Five Rules: (En)Lighten Up!

Relax and de-stress in five simple steps

At just 31 years old (and looking more like 25), you might wonder what yoga instructor Shana Stein of Get Yogafied knows about leading a stressful life.  That is, until you learn about her day job as a criminal defense attorney. 

After picking up yoga in law school, Stein is now a ten-year veteran of the practice, dividing her time between the big city and her studio in the quiet town of Cross Roads in Denton County.  She’s able to achieve peace and balance in her busy life with a few simple, insightful strategies. 

Read on for her keys to rest and relaxation – just in time for the weekend.

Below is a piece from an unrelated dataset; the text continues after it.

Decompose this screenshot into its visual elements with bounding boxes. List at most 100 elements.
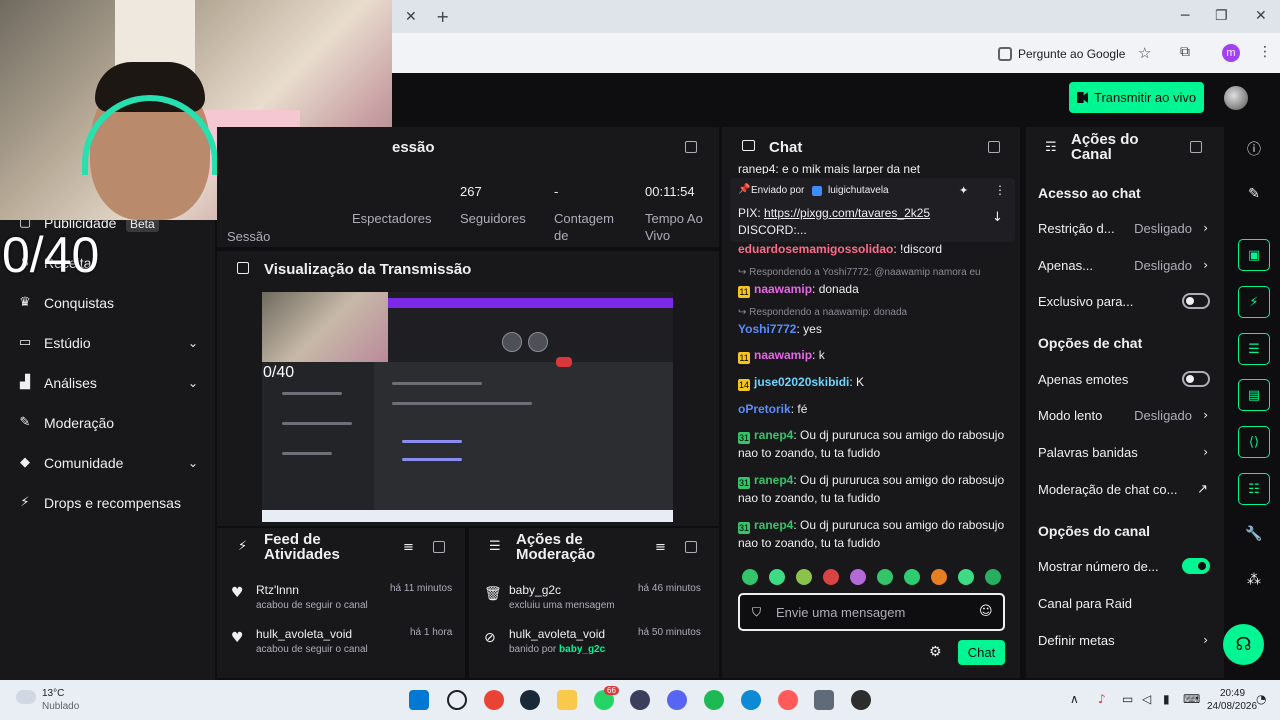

Five Rules:  (En)Lighten Up!

1.  Move

It’s no surprise that a yoga instructor recommends exercise for relaxation, but Stein’s all for freedom of choice.  Like golf?  Get swingin’.  Or maybe try swimming or tennis.  For those of us in the less-coordinated department, she points out that “walking is universal” and you can do it anywhere, anytime.

2.  Breathe
Learning to “breathe through” a stressful situation is an art in an of itself.  Stein suggests starting with the following “simple and very powerful” meditation.  First, go somewhere quiet and, in a relaxed position, breathe slowly in and out through your nose.  While breathing, count to ten and back down to one, focusing on the numbers in your mind.  With practice, this calming exercise will soon come naturally.

3.  Learn
“When you stop learning, you stop living,” our expert asserts.  From reading to music to gardening, Stein loves learning as a tool for stress reduction.  No matter how random or quirky, find something that interests you and explore it.

4.  Dream
“I think that people get tense because they don’t think they’re allowed to dream.”  Stein believes that taking the time to let go of day-to-day concerns is key.  Focus instead on positive thoughts, hopes and ideas, if only for a moment, and it’ll do you a world of good.

5.  Share
Last, but certainly not least, giving back works wonders both ways.  Volunteering in your community and sharing more time with friends and family reduces stress and helps build stronger, supportive relationships.